Y lo harán con un mensaje casi alineado. Tras el choque constante que marcó su relación el curso pasado, PP y Vox inician esta recta final de la legislatura con su pugna atenuada por los pactos de cogobernanza cerrados en cuatro comunidades. Lejos de los reproches cruzados que solían lanzarse hace unos meses, tanto Abascal como Feijóo han centrado su discurso, en el marco de la crisis ceutí, en arremeter contra la gestión del Gobierno, mostrando incluso un tono casi unánime en lo que a su postura migratoria se refiere. Es por ello que, este miércoles, ambos líderes secundarán la llamada a la calle con el Ejecutivo como único horizonte en su labor de oposición. Todo en un final de legislatura en el que PP y Vox no escatiman en el tono contra el Gobierno: ayer, la portavoz de los de Abascal ya acusó a Sánchez de ser «capaz de no convocar elecciones».
Prueba de la coincidencia discursiva entre las derechas que reina ahora es la forma en que los dos dirigentes reaccionaron ayer a la polémica que se despertó respecto a la autorización de la convocatoria en Cibeles. Pasadas las 18.00 horas, el Ayuntamiento de Madrid recibió un escrito oficial desde la Delegación de Gobierno en el que se ponían trabas jurídicas a la celebración como tal de la manifestación en apoyo a Ceuta. Finalmente, el formato será un acto institucional en la misma plaza, manteniéndose la cita a las 20.00 horas. «Que España hable. A eso le tienen miedo», lanzó Feijóo cuando aún no estaba claro si se podría celebrar, y Abascal dijo: «Hagan lo que hagan para impedirlo... mañana miles de españoles estarán en las calles contra este gobierno tiránico, corrupto y traidor».
La polémica que se generó ayer por la convocatoria en Cibeles no fue un hecho aislado en España, pues también el Consistorio de Santander había recibido un día antes una notificación de la misma índole que la que llegó en Madrid. En este documento, el delegado del Gobierno en la capital, Francisco Martín, responde a la comunicación realizada este pasado lunes por el Gabinete de Alcaldía del Ayuntamiento y señala que las concentraciones y manifestaciones forman parte del derecho de reunión recogido en el Artículo 21 de la Constitución.
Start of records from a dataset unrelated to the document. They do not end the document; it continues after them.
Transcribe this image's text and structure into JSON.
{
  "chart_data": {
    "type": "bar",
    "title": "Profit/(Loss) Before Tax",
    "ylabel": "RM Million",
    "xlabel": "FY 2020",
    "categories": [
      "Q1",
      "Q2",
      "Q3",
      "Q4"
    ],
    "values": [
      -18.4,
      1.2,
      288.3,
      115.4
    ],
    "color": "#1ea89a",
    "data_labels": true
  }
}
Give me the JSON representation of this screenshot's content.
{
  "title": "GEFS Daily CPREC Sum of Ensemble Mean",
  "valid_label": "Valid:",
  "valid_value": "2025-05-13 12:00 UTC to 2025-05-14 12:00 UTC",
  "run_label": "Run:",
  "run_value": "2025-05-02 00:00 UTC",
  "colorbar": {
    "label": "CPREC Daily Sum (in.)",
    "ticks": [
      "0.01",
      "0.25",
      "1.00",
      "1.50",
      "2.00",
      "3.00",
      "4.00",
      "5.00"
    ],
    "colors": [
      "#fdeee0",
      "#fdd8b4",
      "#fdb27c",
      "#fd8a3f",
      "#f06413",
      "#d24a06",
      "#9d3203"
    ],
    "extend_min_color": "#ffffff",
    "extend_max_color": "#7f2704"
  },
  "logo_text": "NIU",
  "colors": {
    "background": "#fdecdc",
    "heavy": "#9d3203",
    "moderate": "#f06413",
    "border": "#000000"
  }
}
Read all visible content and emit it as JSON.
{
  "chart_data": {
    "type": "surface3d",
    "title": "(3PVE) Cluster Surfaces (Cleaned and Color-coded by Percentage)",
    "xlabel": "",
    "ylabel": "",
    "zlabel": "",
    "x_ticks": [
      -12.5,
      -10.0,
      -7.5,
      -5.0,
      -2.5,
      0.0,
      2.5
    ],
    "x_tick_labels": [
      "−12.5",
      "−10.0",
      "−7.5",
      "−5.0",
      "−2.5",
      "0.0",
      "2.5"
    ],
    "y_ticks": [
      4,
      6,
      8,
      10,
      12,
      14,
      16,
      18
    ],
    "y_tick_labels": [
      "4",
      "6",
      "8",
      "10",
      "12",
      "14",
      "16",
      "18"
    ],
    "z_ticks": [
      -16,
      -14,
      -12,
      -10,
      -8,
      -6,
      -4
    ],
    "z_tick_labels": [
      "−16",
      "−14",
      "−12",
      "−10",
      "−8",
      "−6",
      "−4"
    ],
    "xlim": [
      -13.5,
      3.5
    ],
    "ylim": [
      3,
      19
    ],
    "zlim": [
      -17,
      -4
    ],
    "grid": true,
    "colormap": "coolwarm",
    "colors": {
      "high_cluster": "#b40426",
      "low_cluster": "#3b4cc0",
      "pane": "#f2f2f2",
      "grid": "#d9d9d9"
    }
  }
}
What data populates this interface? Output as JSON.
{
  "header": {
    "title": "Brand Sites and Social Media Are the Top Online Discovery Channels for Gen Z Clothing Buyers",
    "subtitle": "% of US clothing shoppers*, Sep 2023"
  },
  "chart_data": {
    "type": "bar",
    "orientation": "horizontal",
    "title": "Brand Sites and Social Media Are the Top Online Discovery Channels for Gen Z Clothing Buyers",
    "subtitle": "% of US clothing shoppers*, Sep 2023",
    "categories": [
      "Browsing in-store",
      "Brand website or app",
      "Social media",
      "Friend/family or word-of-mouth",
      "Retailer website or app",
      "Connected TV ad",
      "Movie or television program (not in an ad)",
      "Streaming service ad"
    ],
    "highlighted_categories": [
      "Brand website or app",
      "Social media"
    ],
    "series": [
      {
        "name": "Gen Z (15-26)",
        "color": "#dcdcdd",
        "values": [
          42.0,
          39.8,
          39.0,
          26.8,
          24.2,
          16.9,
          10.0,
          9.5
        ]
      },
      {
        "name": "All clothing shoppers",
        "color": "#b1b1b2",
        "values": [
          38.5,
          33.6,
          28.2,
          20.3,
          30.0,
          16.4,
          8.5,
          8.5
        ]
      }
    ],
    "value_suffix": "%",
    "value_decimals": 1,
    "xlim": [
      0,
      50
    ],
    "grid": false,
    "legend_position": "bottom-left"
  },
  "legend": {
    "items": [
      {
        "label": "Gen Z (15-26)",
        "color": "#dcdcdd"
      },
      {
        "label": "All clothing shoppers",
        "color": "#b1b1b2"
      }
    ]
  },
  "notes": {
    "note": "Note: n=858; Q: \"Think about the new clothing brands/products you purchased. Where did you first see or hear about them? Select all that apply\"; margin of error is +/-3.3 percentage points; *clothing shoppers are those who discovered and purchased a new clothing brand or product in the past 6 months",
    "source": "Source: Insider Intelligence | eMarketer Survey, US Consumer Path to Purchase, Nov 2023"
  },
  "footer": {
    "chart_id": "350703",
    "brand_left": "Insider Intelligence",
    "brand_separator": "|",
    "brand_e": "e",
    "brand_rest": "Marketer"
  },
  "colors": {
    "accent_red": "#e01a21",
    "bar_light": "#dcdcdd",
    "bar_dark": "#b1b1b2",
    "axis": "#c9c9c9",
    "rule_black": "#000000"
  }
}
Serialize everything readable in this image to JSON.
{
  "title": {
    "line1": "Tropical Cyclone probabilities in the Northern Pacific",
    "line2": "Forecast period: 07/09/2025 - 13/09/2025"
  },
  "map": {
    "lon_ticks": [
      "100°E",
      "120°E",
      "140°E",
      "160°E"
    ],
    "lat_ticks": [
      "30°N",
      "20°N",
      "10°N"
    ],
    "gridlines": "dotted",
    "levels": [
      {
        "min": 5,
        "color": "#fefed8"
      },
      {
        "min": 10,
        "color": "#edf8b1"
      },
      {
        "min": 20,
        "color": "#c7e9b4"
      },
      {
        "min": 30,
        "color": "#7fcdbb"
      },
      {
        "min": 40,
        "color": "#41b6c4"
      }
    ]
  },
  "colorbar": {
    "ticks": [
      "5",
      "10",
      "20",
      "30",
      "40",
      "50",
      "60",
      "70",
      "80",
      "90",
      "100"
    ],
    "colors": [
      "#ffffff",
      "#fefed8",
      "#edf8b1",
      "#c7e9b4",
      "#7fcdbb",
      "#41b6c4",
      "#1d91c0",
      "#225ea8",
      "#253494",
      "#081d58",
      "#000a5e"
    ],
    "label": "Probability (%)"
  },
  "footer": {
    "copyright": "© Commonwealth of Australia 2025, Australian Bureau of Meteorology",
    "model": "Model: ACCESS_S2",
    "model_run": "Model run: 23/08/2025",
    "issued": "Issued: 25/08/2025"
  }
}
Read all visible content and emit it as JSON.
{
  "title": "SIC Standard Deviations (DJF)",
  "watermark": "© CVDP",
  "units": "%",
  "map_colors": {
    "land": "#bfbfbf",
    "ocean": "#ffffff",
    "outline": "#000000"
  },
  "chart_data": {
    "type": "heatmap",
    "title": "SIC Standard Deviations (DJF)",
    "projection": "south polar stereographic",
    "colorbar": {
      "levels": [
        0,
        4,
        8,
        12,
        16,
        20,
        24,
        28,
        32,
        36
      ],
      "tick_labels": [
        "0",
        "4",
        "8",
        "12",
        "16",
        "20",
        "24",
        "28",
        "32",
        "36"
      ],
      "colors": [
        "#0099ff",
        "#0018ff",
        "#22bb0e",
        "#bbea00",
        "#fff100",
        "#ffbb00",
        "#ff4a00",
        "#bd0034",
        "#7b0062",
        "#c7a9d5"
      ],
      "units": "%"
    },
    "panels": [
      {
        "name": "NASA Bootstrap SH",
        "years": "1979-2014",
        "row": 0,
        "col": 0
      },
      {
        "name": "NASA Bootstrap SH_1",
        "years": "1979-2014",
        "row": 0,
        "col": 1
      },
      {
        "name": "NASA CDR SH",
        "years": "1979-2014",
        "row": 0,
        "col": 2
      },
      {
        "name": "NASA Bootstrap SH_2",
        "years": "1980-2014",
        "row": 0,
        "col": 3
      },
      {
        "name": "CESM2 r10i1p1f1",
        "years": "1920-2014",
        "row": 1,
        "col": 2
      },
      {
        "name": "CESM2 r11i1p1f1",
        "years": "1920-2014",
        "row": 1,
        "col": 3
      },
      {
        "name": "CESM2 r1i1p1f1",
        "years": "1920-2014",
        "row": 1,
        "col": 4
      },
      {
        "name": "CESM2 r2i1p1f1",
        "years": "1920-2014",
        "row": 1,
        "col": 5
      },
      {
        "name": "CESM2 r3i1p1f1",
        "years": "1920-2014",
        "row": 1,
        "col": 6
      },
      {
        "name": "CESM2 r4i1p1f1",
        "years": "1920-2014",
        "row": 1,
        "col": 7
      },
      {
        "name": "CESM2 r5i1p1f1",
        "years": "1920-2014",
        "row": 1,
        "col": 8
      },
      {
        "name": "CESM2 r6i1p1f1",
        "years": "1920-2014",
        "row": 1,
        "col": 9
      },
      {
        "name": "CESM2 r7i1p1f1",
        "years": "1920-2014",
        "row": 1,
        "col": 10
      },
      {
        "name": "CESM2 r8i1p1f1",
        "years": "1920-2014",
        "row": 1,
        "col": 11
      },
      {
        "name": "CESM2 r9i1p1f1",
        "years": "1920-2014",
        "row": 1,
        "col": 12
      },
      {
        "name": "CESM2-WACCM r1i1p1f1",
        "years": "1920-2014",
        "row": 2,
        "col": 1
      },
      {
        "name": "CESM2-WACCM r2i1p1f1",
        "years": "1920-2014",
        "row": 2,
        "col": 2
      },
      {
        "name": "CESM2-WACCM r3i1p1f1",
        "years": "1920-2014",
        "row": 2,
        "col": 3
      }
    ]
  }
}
Sin embargo, el texto recuerda que, citando la doctrina del Tribunal Constitucional, este derecho corresponde generalmente a las personas físicas y, de forma derivada, a determinadas personas jurídicas pero «solo muy limitadamente» a las administraciones públicas, como es el acaso del Ayuntamiento de la capital. Así, ni los alcaldes ni los propios consistorios pueden ser titulares del derecho de reunión.
Pese a todo, el Ayuntamiento, «dentro de sus competencias y bajo su responsabilidad», puede organizar «los actos institucionales que considere oportunos», como este en apoyo a Ceuta. Fuentes del Ayuntamiento lamentan que este movimiento a última hora desde la Delegación «no dé pie a recurso» e incluso que «no esté argumentado jurídicamente». «Es evidente que la intención de la Delegación del Gobierno al enviar ese escrito a los ayuntamientos es intentar boicotearla generando dudas sobre la concentración», argumentan. Aunque la cita, como acto institucional, a pesar de las trabas de última hora, sigue en pie para hoy.